By Bhekumuzi N Khanyile | March 25, 2026 | 1 min read


Johannesburg,South Africa
Minister John Steenhuisen
Minister of Agriculture,John Steenhuisen is in a meeting
Image: Facebook/National Department of Agriculture

The Gauteng Division of the High Court has delivered a landmark ruling affirming the Department of Agriculture's lawful authority to regulate South Africa's response to Foot-and-Mouth Disease (FMD).The decision marks a significant victory for the state's centralised biosecurity framework.

The legal challenge, brought by Sakeliga and other applicants, sought urgent interim relief to allow for the private procurement and administration of FMD vaccines. Such a move would have effectively bypassed the established national framework, allowing for unregulated private intervention in disease management.
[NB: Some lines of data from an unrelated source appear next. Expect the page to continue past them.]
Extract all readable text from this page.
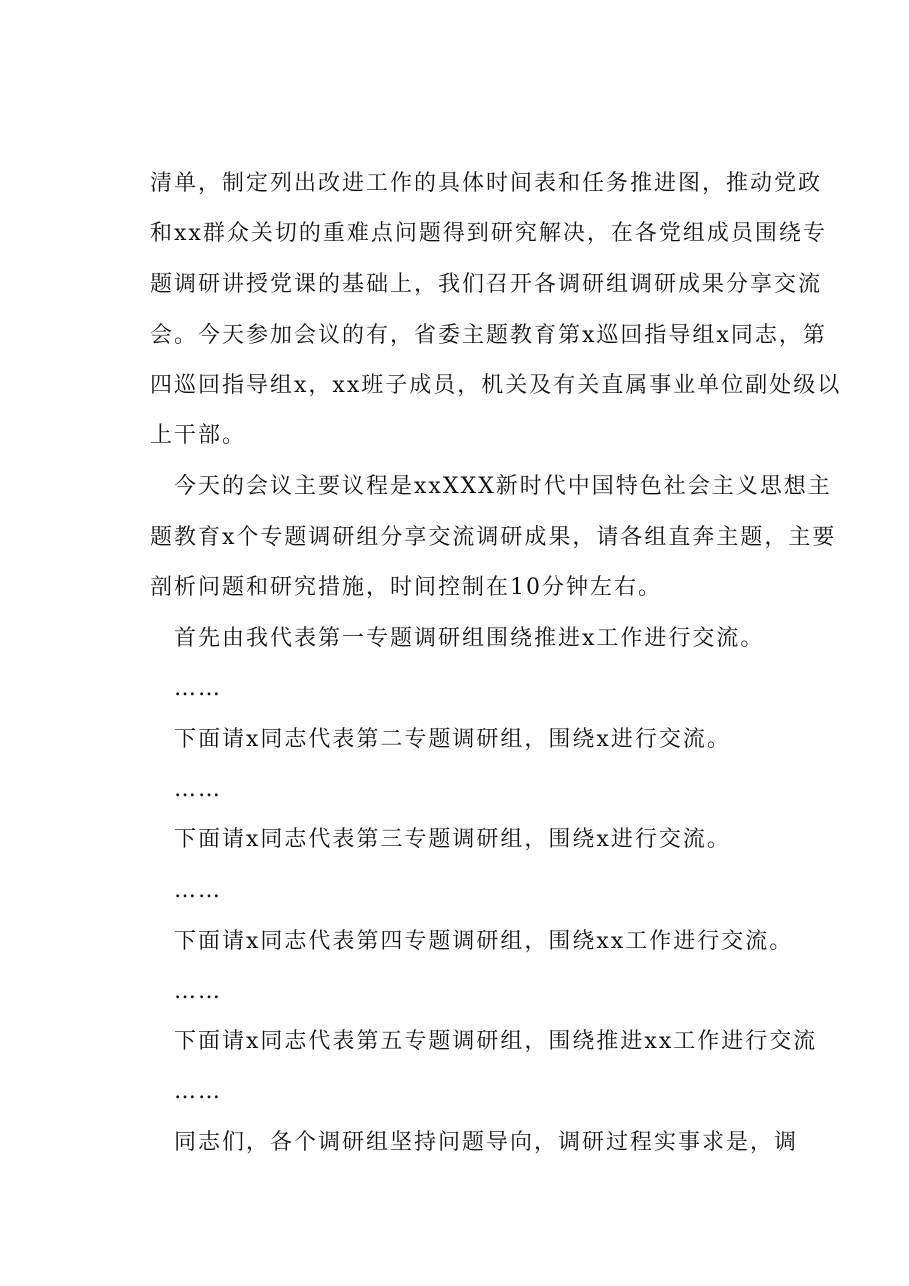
清单，制定列出改进工作的具体时间表和任务推进图，推动党政
和xx群众关切的重难点问题得到研究解决，在各党组成员围绕专
题调研讲授党课的基础上，我们召开各调研组调研成果分享交流
会。今天参加会议的有，省委主题教育第x巡回指导组x同志，第
四巡回指导组x，xx班子成员，机关及有关直属事业单位副处级以
上干部。
今天的会议主要议程是xxXXX新时代中国特色社会主义思想主
题教育x个专题调研组分享交流调研成果，请各组直奔主题，主要
剖析问题和研究措施，时间控制在10分钟左右。
首先由我代表第一专题调研组围绕推进x工作进行交流。
……
下面请x同志代表第二专题调研组，围绕x进行交流。
……
下面请x同志代表第三专题调研组，围绕x进行交流。
……
下面请x同志代表第四专题调研组，围绕xx工作进行交流。
……
下面请x同志代表第五专题调研组，围绕推进xx工作进行交流
……
同志们，各个调研组坚持问题导向，调研过程实事求是，调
Court declines urgent relief

The Court ultimately declined the applicants' request for urgent intervention, ruling that there were no grounds to disrupt the State's ongoing disease control strategy. Instead, the matter has been postponed to allow the Department a “defined and reasonable timeframe” to finalise and publish a formal vaccination scheme under existing legislation.
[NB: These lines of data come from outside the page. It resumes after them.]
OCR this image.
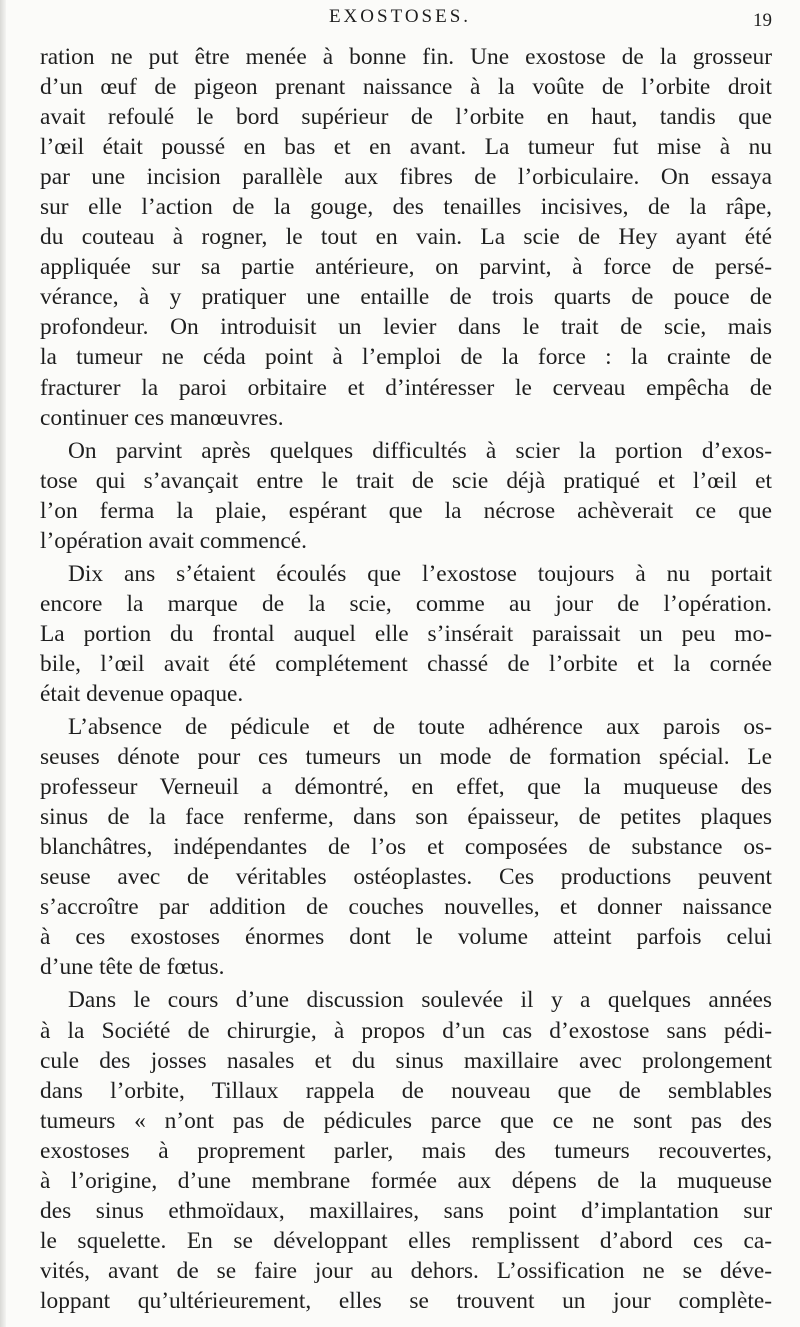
EXOSTOSES.	19

ration ne put être menée à bonne fin. Une exostose de la grosseur
d’un œuf de pigeon prenant naissance à la voûte de l’orbite droit
avait refoulé le bord supérieur de l’orbite en haut, tandis que
l’œil était poussé en bas et en avant. La tumeur fut mise à nu
par une incision parallèle aux fibres de l’orbiculaire. On essaya
sur elle l’action de la gouge, des tenailles incisives, de la râpe,
du couteau à rogner, le tout en vain. La scie de Hey ayant été
appliquée sur sa partie antérieure, on parvint, à force de persé-
vérance, à y pratiquer une entaille de trois quarts de pouce de
profondeur. On introduisit un levier dans le trait de scie, mais
la tumeur ne céda point à l’emploi de la force : la crainte de
fracturer la paroi orbitaire et d’intéresser le cerveau empêcha de
continuer ces manœuvres.

On parvint après quelques difficultés à scier la portion d’exos-
tose qui s’avançait entre le trait de scie déjà pratiqué et l’œil et
l’on ferma la plaie, espérant que la nécrose achèverait ce que
l’opération avait commencé.

Dix ans s’étaient écoulés que l’exostose toujours à nu portait
encore la marque de la scie, comme au jour de l’opération.
La portion du frontal auquel elle s’insérait paraissait un peu mo-
bile, l’œil avait été complétement chassé de l’orbite et la cornée
était devenue opaque.

L’absence de pédicule et de toute adhérence aux parois os-
seuses dénote pour ces tumeurs un mode de formation spécial. Le
professeur Verneuil a démontré, en effet, que la muqueuse des
sinus de la face renferme, dans son épaisseur, de petites plaques
blanchâtres, indépendantes de l’os et composées de substance os-
seuse avec de véritables ostéoplastes. Ces productions peuvent
s’accroître par addition de couches nouvelles, et donner naissance
à ces exostoses énormes dont le volume atteint parfois celui
d’une tête de fœtus.

Dans le cours d’une discussion soulevée il y a quelques années
à la Société de chirurgie, à propos d’un cas d’exostose sans pédi-
cule des josses nasales et du sinus maxillaire avec prolongement
dans l’orbite, Tillaux rappela de nouveau que de semblables
tumeurs « n’ont pas de pédicules parce que ce ne sont pas des
exostoses à proprement parler, mais des tumeurs recouvertes,
à l’origine, d’une membrane formée aux dépens de la muqueuse
des sinus ethmoïdaux, maxillaires, sans point d’implantation sur
le squelette. En se développant elles remplissent d’abord ces ca-
vités, avant de se faire jour au dehors. L’ossification ne se déve-
loppant qu’ultérieurement, elles se trouvent un jour complète-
Minister of Agriculture John Steenhuisen welcomed the outcome, noting that the attempt to bypass regulatory processes was both “premature and misdirected.”

A unified biosecurity response

Minister Steenhuisen emphasised that the ruling reinforces the principle that South Africa's biosecurity must be coordinated, science-based, and aligned with international standards.

“This matter was never simply about access to vaccines,” the Minister stated. “It was about ensuring that South Africa's response to FMD remains credible, coordinated, and compliant with the legal framework that protects both our national herd and our export markets.”

Progress on the vaccination scheme

The Department confirmed that development of the formal vaccination scheme is already well underway. Key features of the upcoming scheme include: 

  • Extensive Consultation: Insights gathered from the Ministerial Task Team and industry stakeholders.
  • Structured Participation: Providing a mechanism for broader involvement while maintaining strict oversight.
  • Core Safeguards: Ensuring vaccine integrity, traceability, and effective disease control.

Looking ahead

The Minister reiterated that the primary goal remains the stabilisation of outbreaks and the restoration of South Africa's international animal health status. He stressed that achieving this requires “discipline, coordination, and adherence to the law, not fragmentation.”

The Department remains committed to working with industry stakeholders, provided that such participation occurs within the lawful mechanisms designed to protect the national agricultural economy.